I was, and am, awfully prone to scruples, so when I would begin to pray that God might bless the people passing in the cars, I felt that I had to pray for each driver individually, and would become daunted by the enormity of my task, by the sheer amount of hugely important lives and people who were passing by me. I didn’t remotely have the capacity to individually express my love for each one.

Now, hearing about the Orlando shooting, about the 50 dead, more who were wounded, and the many more who love the dead and wounded, I feel like the girl on the road again, watching the cars speed by, wanting, but lacking the capacity, to love all those people, whose lives I know nothing about. Though I am mourning and praying for all involved, there is still an undeniable disconnect. I want to cry for the victims as I would for my own family, but I can’t.

Well, it is natural for us to place our own life, its experiences and preoccupations, at the center of our universe, with others’ lives on the peripheries. We cannot feel the same grief that those close to the dead feel, not because of a lack of love on our part, but because we are only creatures, and such are our limitations.

Though I can mourn, I can only be in one car at a time, and live one life. But besides pray, and pray I must, there is still something I have to do. While I cannot be moved with the emotions I’d have for them if they were part of my own life, I still have a duty to them. I have to learn to remember the sacredness of each person I encounter. “There are no mere mortals.”
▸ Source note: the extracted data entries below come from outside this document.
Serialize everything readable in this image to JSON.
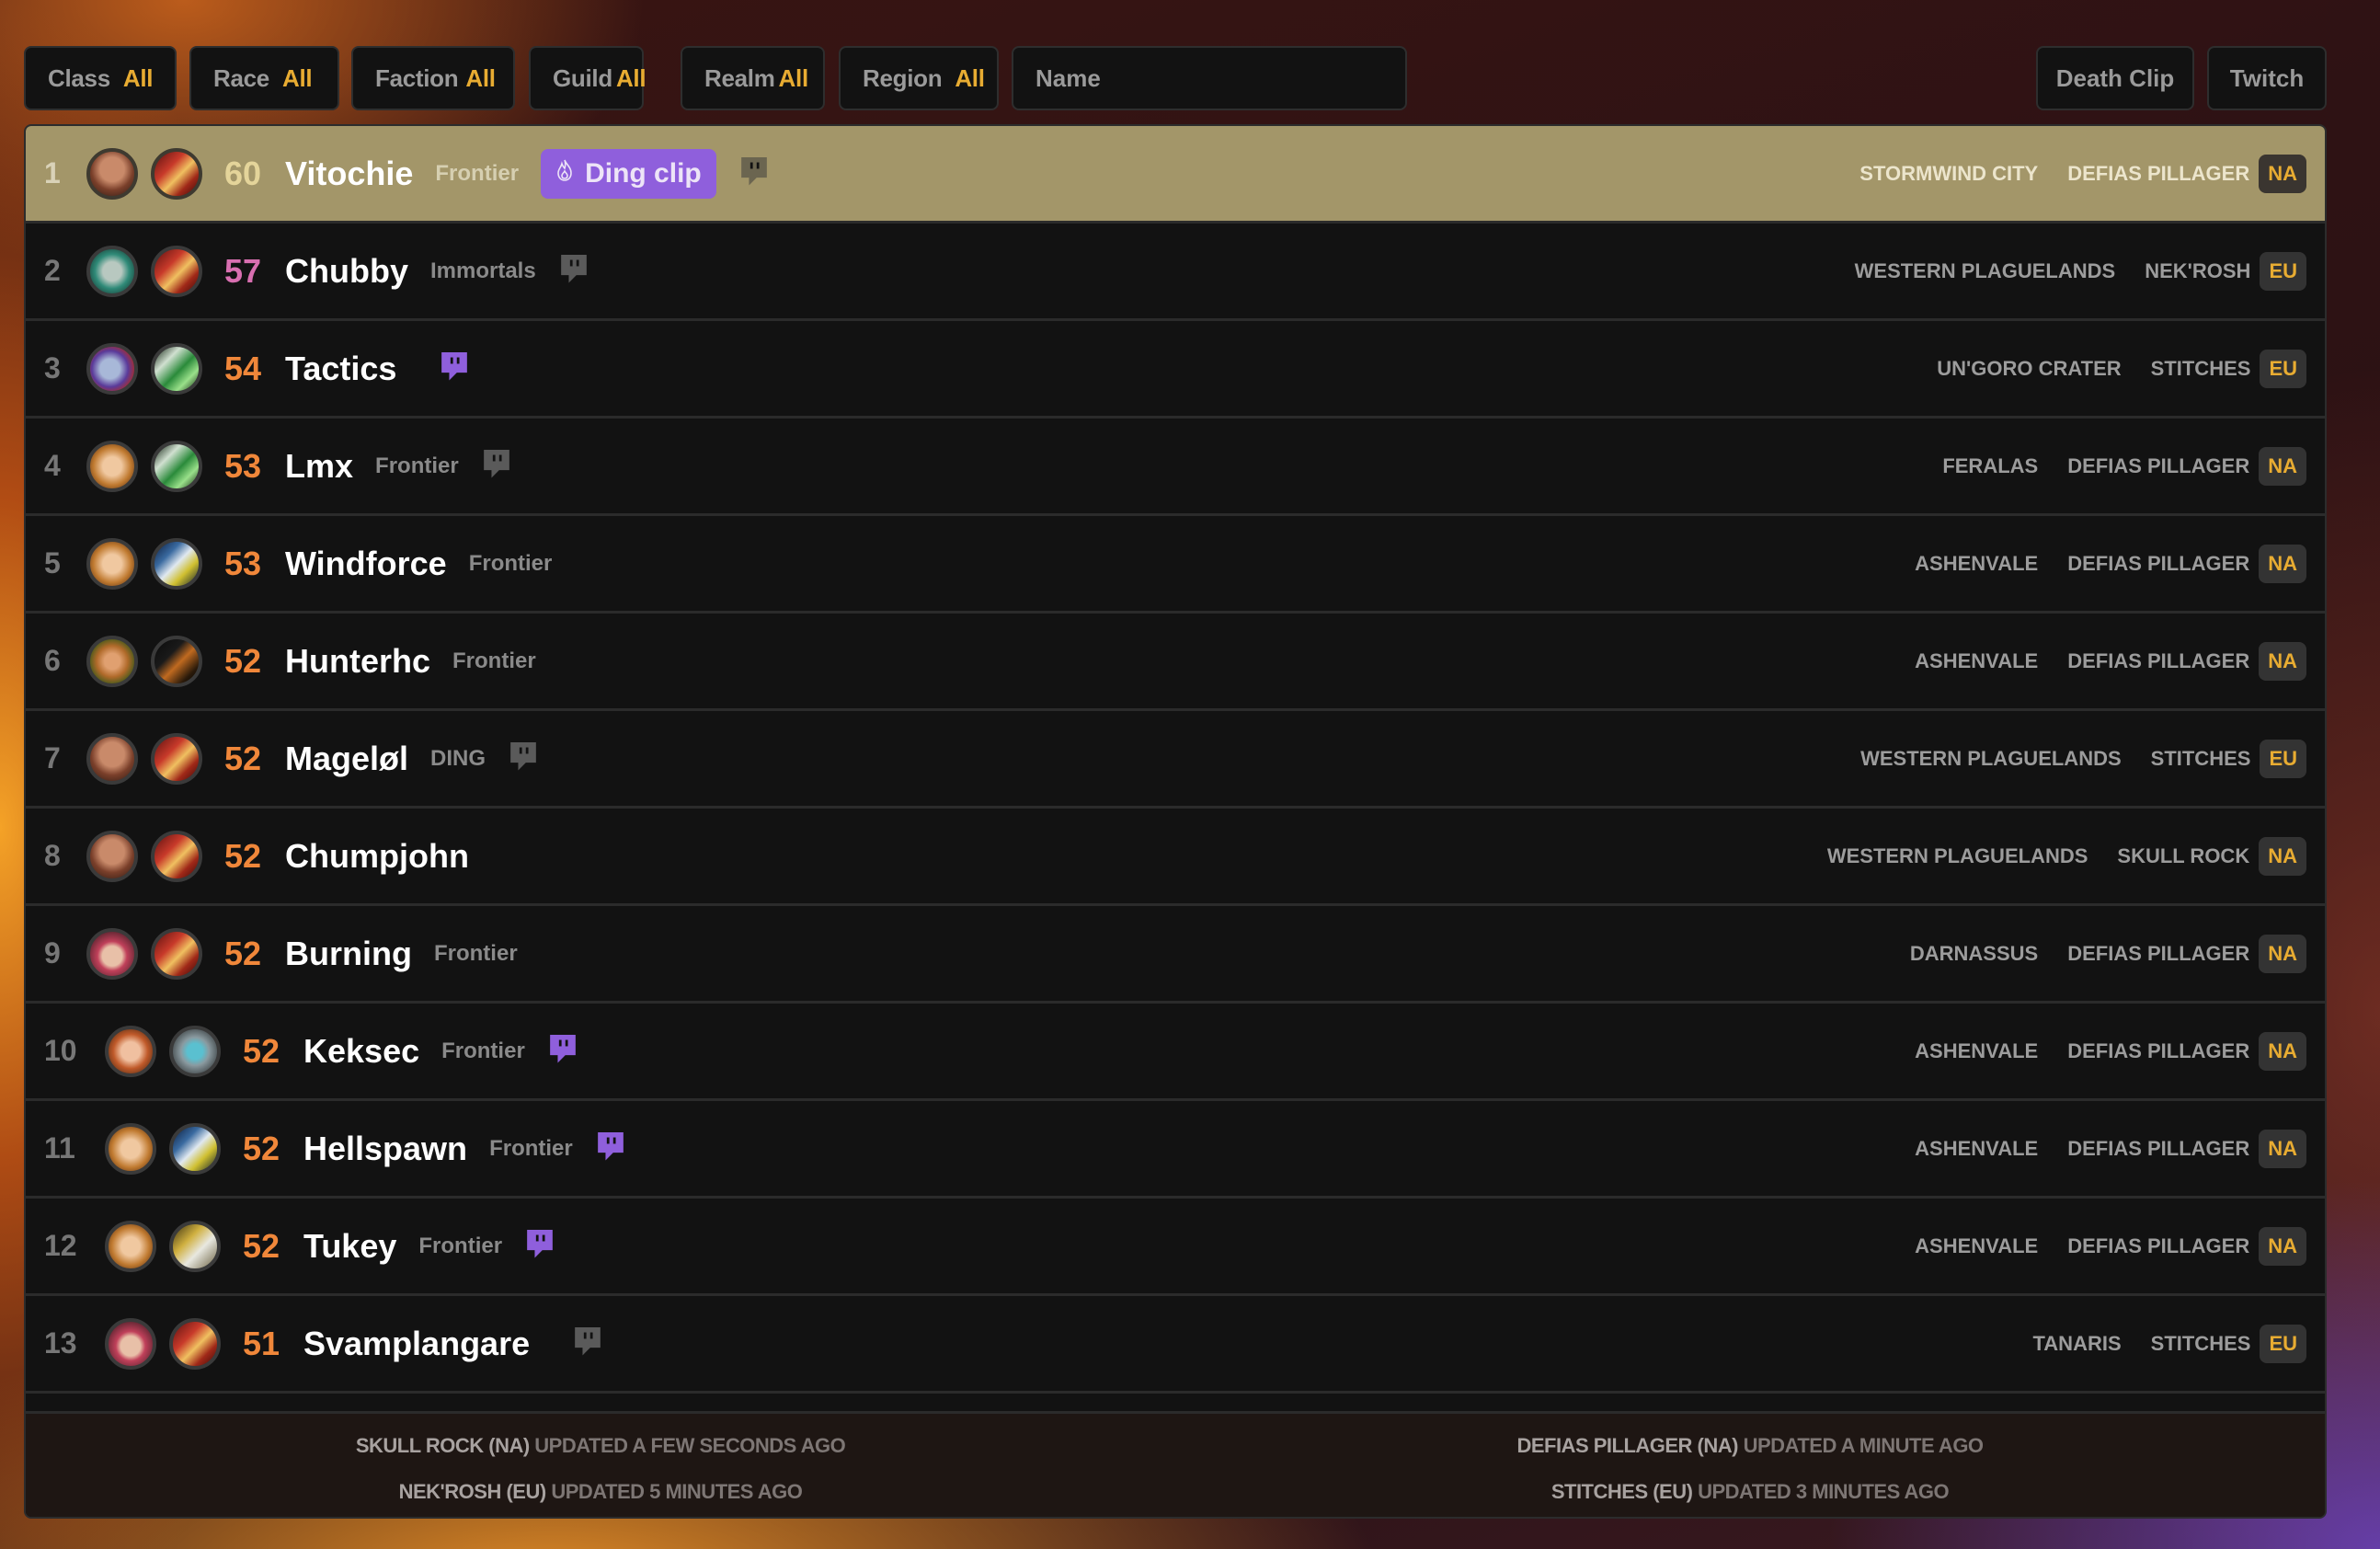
{
  "filters": [
    {
      "label": "Class",
      "value": "All"
    },
    {
      "label": "Race",
      "value": "All"
    },
    {
      "label": "Faction",
      "value": "All"
    },
    {
      "label": "Guild",
      "value": "All"
    },
    {
      "label": "Realm",
      "value": "All"
    },
    {
      "label": "Region",
      "value": "All"
    }
  ],
  "search": {
    "placeholder": "Name",
    "value": ""
  },
  "toolbar": {
    "death_clip_label": "Death Clip",
    "twitch_label": "Twitch"
  },
  "colors": {
    "accent": "#e8ac32",
    "highlight_row": "#a39669",
    "twitch_active": "#8f5fdc",
    "twitch_inactive": "#5a5a5a",
    "level_orange": "#f0873a",
    "level_pink": "#d86fb0",
    "level_gold": "#e4d49a"
  },
  "players": [
    {
      "rank": "1",
      "level": "60",
      "level_color": "level_gold",
      "name": "Vitochie",
      "guild": "Frontier",
      "ding_clip": "Ding clip",
      "twitch": "inactive",
      "zone": "STORMWIND CITY",
      "realm": "DEFIAS PILLAGER",
      "region": "NA",
      "race_icon": "gnome-male-portrait-icon",
      "class_icon": "mage-class-icon"
    },
    {
      "rank": "2",
      "level": "57",
      "level_color": "level_pink",
      "name": "Chubby",
      "guild": "Immortals",
      "twitch": "inactive",
      "zone": "WESTERN PLAGUELANDS",
      "realm": "NEK'ROSH",
      "region": "EU",
      "race_icon": "undead-female-portrait-icon",
      "class_icon": "mage-class-icon"
    },
    {
      "rank": "3",
      "level": "54",
      "level_color": "level_orange",
      "name": "Tactics",
      "guild": "",
      "twitch": "active",
      "zone": "UN'GORO CRATER",
      "realm": "STITCHES",
      "region": "EU",
      "race_icon": "troll-male-portrait-icon",
      "class_icon": "hunter-class-icon"
    },
    {
      "rank": "4",
      "level": "53",
      "level_color": "level_orange",
      "name": "Lmx",
      "guild": "Frontier",
      "twitch": "inactive",
      "zone": "FERALAS",
      "realm": "DEFIAS PILLAGER",
      "region": "NA",
      "race_icon": "human-female-portrait-icon",
      "class_icon": "hunter-class-icon"
    },
    {
      "rank": "5",
      "level": "53",
      "level_color": "level_orange",
      "name": "Windforce",
      "guild": "Frontier",
      "twitch": "none",
      "zone": "ASHENVALE",
      "realm": "DEFIAS PILLAGER",
      "region": "NA",
      "race_icon": "human-female-portrait-icon",
      "class_icon": "warrior-class-icon"
    },
    {
      "rank": "6",
      "level": "52",
      "level_color": "level_orange",
      "name": "Hunterhc",
      "guild": "Frontier",
      "twitch": "none",
      "zone": "ASHENVALE",
      "realm": "DEFIAS PILLAGER",
      "region": "NA",
      "race_icon": "dwarf-male-portrait-icon",
      "class_icon": "rogue-class-icon"
    },
    {
      "rank": "7",
      "level": "52",
      "level_color": "level_orange",
      "name": "Mageløl",
      "guild": "DING",
      "twitch": "inactive",
      "zone": "WESTERN PLAGUELANDS",
      "realm": "STITCHES",
      "region": "EU",
      "race_icon": "gnome-male-portrait-icon",
      "class_icon": "mage-class-icon"
    },
    {
      "rank": "8",
      "level": "52",
      "level_color": "level_orange",
      "name": "Chumpjohn",
      "guild": "",
      "twitch": "none",
      "zone": "WESTERN PLAGUELANDS",
      "realm": "SKULL ROCK",
      "region": "NA",
      "race_icon": "gnome-male-portrait-icon",
      "class_icon": "mage-class-icon"
    },
    {
      "rank": "9",
      "level": "52",
      "level_color": "level_orange",
      "name": "Burning",
      "guild": "Frontier",
      "twitch": "none",
      "zone": "DARNASSUS",
      "realm": "DEFIAS PILLAGER",
      "region": "NA",
      "race_icon": "gnome-female-portrait-icon",
      "class_icon": "mage-class-icon"
    },
    {
      "rank": "10",
      "level": "52",
      "level_color": "level_orange",
      "name": "Keksec",
      "guild": "Frontier",
      "twitch": "active",
      "zone": "ASHENVALE",
      "realm": "DEFIAS PILLAGER",
      "region": "NA",
      "race_icon": "dwarf-female-portrait-icon",
      "class_icon": "paladin-class-icon"
    },
    {
      "rank": "11",
      "level": "52",
      "level_color": "level_orange",
      "name": "Hellspawn",
      "guild": "Frontier",
      "twitch": "active",
      "zone": "ASHENVALE",
      "realm": "DEFIAS PILLAGER",
      "region": "NA",
      "race_icon": "human-female-portrait-icon",
      "class_icon": "warrior-class-icon"
    },
    {
      "rank": "12",
      "level": "52",
      "level_color": "level_orange",
      "name": "Tukey",
      "guild": "Frontier",
      "twitch": "active",
      "zone": "ASHENVALE",
      "realm": "DEFIAS PILLAGER",
      "region": "NA",
      "race_icon": "human-female-portrait-icon",
      "class_icon": "paladin-hammer-class-icon"
    },
    {
      "rank": "13",
      "level": "51",
      "level_color": "level_orange",
      "name": "Svamplangare",
      "guild": "",
      "twitch": "inactive",
      "zone": "TANARIS",
      "realm": "STITCHES",
      "region": "EU",
      "race_icon": "gnome-female-portrait-icon",
      "class_icon": "mage-class-icon"
    }
  ],
  "footer": [
    {
      "server": "SKULL ROCK (NA)",
      "status": "UPDATED A FEW SECONDS AGO"
    },
    {
      "server": "DEFIAS PILLAGER (NA)",
      "status": "UPDATED A MINUTE AGO"
    },
    {
      "server": "NEK'ROSH (EU)",
      "status": "UPDATED 5 MINUTES AGO"
    },
    {
      "server": "STITCHES (EU)",
      "status": "UPDATED 3 MINUTES AGO"
    }
  ]
}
I want to tell that girl in the car that no, she cannot love each individual like she personally loves her parents. But if she does not forget this mysterious sacredness, then that will be loving the stranger who flashes by her window on the highway. I am limited in my love by my mind, which can only love what it knows, but holding in mind the preciousness of the human person, I know what is most important about him–that he is a child of God with an immortal soul and immeasurable dignity.

How can I love and honor the victims of the Orlando shooting, if not with my tears? By treating the strangers who pass into and out of my life with the respect and love that was owed to every person in that nightclub.

I don’t need to know the cashiers and telemarketers I speak with, the celebrities and criminals I read about, and the many nameless faces around me whose lives and loves are known only by God and themselves, in order to love them, for without knowing who they are, I can know what they are: not mere mortals, but men and women made in God’s own likeness, and loved by Him as His own children. Remembering this, I will be honoring the dead.